Bir varmış bir yokmuş, bir başmış bir sonmuş, bir karmış bir donmuş, bir arıymış bir darıymış, bir reçelmiş bir balmış… Denizden karaya ayak basıp da yokuş yollar geçip de yükseğe en yükseğe çıkıldıkta hava başka, ruh başkaymış.
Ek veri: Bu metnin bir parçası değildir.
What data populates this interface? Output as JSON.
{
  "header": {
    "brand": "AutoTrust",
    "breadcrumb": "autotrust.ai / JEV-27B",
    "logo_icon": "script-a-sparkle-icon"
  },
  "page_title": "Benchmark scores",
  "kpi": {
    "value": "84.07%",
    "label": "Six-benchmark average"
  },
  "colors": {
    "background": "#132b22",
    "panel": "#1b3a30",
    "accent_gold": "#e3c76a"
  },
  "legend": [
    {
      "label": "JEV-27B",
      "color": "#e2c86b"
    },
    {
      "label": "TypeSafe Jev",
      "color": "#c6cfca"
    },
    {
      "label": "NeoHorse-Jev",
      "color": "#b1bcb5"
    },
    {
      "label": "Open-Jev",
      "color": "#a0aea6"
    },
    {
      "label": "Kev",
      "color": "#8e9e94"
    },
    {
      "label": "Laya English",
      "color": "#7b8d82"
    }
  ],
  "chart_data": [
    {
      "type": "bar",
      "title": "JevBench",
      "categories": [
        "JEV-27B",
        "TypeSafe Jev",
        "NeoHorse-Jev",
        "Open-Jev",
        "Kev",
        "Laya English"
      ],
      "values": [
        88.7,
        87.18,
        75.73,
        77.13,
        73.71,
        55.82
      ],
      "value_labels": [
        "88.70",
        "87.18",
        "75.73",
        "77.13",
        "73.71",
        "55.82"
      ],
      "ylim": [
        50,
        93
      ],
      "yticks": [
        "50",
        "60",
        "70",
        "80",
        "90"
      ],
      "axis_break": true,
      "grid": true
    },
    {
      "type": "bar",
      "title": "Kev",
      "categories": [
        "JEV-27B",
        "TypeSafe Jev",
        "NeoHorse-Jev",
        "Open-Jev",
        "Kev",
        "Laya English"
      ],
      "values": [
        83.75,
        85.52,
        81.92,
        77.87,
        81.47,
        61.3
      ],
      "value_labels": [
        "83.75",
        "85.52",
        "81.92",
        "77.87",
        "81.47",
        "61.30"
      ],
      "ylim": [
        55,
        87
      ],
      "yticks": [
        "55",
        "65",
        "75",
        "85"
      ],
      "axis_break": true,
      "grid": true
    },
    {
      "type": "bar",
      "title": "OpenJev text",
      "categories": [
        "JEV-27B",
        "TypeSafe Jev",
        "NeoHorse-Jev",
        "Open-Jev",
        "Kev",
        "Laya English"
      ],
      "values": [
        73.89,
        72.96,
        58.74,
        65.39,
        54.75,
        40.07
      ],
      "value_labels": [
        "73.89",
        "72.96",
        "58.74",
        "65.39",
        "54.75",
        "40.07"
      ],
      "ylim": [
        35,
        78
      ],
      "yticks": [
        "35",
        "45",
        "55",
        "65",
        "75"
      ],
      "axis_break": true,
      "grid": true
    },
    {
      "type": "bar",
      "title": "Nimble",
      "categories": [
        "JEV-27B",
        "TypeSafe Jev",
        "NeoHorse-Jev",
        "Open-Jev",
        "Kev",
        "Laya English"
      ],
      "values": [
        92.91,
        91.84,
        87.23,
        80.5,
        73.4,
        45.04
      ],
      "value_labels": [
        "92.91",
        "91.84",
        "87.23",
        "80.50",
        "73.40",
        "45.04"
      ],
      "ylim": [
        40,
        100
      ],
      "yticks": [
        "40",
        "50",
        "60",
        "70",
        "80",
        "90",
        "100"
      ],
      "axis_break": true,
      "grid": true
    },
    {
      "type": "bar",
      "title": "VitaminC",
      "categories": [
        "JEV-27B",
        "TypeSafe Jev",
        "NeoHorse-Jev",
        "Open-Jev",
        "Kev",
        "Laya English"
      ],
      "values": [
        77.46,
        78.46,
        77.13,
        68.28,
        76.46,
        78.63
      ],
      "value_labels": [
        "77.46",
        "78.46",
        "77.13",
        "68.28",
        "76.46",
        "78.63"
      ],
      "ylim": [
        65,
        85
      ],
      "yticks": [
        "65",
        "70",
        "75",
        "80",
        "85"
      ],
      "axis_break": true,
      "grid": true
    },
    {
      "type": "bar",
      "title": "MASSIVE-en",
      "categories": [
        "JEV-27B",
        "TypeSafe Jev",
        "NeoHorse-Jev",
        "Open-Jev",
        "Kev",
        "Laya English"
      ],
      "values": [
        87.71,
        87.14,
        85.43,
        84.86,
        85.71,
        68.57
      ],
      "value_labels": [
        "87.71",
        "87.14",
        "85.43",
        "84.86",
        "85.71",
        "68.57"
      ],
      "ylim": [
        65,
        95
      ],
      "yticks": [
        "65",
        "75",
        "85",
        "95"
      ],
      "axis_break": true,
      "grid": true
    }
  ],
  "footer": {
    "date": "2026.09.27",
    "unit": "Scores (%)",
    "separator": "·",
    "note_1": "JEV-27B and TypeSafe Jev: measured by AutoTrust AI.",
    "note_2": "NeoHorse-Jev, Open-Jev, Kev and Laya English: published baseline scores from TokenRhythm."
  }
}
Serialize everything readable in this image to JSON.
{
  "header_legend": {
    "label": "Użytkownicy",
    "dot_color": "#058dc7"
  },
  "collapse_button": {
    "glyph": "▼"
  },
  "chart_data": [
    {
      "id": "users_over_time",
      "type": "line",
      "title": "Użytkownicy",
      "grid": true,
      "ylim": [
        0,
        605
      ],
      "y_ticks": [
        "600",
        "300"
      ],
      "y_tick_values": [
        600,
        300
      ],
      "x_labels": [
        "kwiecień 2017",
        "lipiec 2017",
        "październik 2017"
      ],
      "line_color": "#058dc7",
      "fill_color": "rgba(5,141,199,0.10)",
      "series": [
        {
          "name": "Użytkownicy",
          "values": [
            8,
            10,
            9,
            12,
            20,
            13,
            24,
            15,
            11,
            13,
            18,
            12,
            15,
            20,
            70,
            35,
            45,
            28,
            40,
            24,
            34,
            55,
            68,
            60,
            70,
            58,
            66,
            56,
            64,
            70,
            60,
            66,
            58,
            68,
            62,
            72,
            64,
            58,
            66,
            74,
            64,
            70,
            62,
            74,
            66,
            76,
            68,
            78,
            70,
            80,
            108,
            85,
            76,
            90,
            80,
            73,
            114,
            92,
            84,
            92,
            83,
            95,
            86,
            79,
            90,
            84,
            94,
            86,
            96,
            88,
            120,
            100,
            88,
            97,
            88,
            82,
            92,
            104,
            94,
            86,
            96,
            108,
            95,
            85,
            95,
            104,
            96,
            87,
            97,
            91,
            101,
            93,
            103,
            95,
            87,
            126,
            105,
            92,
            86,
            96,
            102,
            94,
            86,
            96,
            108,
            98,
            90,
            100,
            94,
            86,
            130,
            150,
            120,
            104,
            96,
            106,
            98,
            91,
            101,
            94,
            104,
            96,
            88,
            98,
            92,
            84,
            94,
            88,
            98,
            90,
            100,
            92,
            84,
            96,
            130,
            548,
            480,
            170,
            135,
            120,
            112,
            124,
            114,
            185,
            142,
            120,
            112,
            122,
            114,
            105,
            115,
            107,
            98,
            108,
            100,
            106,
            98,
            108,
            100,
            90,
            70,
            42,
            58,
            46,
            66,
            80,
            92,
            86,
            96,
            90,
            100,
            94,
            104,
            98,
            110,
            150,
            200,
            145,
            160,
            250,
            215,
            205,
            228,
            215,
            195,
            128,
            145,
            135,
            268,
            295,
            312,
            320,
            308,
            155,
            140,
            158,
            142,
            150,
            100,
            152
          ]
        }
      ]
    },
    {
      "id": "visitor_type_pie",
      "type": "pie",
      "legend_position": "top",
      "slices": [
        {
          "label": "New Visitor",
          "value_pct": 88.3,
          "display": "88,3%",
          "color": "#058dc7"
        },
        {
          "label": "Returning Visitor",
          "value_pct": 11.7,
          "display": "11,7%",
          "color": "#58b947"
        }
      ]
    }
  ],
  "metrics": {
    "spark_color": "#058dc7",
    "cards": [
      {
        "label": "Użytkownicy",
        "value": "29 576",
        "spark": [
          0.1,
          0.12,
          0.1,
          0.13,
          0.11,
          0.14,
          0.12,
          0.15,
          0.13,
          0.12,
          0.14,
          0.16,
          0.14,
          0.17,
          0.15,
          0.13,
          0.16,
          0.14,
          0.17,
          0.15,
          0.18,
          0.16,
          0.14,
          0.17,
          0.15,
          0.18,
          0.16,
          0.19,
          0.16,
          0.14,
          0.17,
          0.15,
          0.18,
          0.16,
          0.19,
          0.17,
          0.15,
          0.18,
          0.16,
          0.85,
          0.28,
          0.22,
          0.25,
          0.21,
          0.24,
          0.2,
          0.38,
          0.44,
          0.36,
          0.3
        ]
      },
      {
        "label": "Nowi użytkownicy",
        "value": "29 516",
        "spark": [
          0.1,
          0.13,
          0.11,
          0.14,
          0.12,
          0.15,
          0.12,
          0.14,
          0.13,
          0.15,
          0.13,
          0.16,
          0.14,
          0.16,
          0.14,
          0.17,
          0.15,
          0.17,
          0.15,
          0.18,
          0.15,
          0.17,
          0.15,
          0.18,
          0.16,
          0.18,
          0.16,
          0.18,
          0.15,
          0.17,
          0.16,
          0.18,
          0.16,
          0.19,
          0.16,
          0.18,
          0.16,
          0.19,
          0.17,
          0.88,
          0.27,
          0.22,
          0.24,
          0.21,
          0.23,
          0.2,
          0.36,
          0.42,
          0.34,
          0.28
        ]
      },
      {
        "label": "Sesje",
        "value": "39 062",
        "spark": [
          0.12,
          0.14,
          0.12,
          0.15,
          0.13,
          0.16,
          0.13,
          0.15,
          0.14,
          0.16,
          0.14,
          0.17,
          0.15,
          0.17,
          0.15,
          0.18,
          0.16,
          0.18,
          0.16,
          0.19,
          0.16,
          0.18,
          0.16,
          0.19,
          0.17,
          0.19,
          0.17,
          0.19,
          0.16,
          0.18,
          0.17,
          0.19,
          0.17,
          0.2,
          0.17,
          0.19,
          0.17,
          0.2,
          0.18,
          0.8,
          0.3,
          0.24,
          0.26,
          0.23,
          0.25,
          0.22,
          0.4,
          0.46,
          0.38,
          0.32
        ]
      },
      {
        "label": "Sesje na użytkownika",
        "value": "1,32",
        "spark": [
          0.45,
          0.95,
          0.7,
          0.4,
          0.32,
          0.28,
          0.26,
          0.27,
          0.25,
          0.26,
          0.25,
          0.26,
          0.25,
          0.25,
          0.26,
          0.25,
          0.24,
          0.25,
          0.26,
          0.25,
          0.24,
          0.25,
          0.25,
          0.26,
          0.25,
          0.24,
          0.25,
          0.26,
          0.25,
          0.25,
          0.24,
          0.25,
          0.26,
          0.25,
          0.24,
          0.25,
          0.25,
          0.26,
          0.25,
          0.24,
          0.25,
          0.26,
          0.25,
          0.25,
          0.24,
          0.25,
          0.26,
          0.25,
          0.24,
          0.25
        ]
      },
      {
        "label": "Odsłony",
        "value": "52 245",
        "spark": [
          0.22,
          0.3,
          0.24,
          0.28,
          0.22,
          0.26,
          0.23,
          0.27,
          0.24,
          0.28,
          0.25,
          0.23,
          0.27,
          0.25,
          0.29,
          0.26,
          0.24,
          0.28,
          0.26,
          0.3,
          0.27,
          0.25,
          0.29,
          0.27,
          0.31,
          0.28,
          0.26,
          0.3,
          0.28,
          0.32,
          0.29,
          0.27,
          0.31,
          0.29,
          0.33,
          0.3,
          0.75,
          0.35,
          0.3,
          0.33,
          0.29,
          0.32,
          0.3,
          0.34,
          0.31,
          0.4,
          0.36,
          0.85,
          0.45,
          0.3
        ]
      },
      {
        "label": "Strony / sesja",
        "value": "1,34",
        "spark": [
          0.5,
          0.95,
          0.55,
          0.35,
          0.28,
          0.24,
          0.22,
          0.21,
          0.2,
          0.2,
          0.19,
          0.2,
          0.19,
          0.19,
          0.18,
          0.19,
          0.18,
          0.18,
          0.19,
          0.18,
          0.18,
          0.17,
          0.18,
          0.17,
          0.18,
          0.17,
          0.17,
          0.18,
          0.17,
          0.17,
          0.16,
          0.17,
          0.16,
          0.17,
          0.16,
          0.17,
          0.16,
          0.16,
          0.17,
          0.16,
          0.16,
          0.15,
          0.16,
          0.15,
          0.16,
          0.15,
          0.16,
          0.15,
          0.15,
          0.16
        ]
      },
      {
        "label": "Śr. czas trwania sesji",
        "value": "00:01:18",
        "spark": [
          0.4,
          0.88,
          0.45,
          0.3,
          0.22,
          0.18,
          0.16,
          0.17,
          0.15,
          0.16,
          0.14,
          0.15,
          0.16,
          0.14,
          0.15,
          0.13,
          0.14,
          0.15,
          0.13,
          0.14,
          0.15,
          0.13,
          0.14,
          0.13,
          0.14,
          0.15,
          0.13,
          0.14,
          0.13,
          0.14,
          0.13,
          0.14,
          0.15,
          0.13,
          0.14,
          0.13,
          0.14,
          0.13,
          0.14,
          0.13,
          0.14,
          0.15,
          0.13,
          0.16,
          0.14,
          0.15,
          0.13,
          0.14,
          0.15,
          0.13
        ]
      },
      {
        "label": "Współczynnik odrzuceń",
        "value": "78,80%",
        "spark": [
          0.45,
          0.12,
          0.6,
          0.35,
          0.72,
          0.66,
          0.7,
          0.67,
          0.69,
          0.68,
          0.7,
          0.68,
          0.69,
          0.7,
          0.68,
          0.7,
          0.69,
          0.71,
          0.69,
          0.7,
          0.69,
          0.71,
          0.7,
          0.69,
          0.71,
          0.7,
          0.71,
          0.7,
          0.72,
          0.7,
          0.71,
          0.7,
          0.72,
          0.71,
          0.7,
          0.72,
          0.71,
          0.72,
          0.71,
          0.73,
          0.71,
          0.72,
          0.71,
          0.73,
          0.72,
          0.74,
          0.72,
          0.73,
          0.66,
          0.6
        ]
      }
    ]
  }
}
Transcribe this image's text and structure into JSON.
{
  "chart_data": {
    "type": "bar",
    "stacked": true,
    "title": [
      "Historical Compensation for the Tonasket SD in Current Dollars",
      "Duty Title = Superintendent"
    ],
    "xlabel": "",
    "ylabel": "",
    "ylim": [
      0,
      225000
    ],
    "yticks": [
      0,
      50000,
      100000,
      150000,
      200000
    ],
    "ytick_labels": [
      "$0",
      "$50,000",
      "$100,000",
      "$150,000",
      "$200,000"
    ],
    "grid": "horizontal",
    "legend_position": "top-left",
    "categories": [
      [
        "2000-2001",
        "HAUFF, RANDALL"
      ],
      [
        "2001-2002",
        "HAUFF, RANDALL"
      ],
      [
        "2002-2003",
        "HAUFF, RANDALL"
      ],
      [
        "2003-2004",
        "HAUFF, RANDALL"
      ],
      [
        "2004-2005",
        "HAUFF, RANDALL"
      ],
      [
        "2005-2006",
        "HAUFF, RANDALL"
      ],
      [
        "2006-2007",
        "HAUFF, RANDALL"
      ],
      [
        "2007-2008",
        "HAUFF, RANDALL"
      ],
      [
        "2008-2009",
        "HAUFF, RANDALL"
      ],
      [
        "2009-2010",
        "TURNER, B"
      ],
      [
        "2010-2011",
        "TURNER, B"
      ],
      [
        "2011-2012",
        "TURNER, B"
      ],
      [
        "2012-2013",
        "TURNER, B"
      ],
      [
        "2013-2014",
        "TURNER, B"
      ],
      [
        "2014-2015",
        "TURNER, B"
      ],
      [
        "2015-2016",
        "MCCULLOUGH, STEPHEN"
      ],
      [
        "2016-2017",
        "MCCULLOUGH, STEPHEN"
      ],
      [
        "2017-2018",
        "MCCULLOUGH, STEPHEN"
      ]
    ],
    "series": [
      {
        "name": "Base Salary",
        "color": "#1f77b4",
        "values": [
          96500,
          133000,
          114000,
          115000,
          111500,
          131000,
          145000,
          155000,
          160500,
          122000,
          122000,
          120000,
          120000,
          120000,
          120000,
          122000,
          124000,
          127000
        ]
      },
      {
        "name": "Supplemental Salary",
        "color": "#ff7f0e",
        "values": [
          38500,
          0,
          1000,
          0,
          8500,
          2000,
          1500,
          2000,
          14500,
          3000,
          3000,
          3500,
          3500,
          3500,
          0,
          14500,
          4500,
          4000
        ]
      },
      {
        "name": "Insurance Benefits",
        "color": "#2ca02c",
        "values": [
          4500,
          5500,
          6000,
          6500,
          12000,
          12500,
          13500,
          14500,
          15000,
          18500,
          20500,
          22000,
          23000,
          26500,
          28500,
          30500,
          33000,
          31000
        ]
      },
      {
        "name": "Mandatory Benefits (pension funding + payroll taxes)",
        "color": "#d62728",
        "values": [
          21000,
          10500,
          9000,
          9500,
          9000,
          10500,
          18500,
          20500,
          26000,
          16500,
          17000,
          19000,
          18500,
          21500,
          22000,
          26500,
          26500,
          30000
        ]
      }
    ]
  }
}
İşte orda, Kaz Dağları’nın yükseklerinde, birer orman mühendisi olan anne babasıyla Şahin diye bir oğlan çocuğu yaşarmış. Serin ve temiz rüzgârlarda uçurtma uçurur, çam ve meşe kokularıyla kendinden geçer, önünden akıp giden suda kağıt gemiler yüzdürür, sincapları fıstıkla palamutla besler; büyüyünce babası gibi olmak istermiş. Çünkü babası her şeyi bilirmiş. Annesi de bilirmiş ama babası yüksek ağaçlara tırmanmayı, uçurumlardan iple sarkmayı hatta keçiler gibi ortasından ırmak geçen kayaların birinden diğerine atlamayı da bilirmiş. Gerçi Şahin de ağaçlara tırmanırmış. Babasıyla birlikte uçurumlardan iple inermiş inmesine de bir tek kayadan kayaya atlayamıyormuş işte. “Ahh!” Çünkü korkuyormuş. Çünü kayaların arası çok açıkmış. Çünkü iki kayanın arasındaki ırmak deli deli, köpük köpük akıyormuş. Ayrıca korkmasa, atlamak istese bile babası atlamasına izin vermezmiş ki.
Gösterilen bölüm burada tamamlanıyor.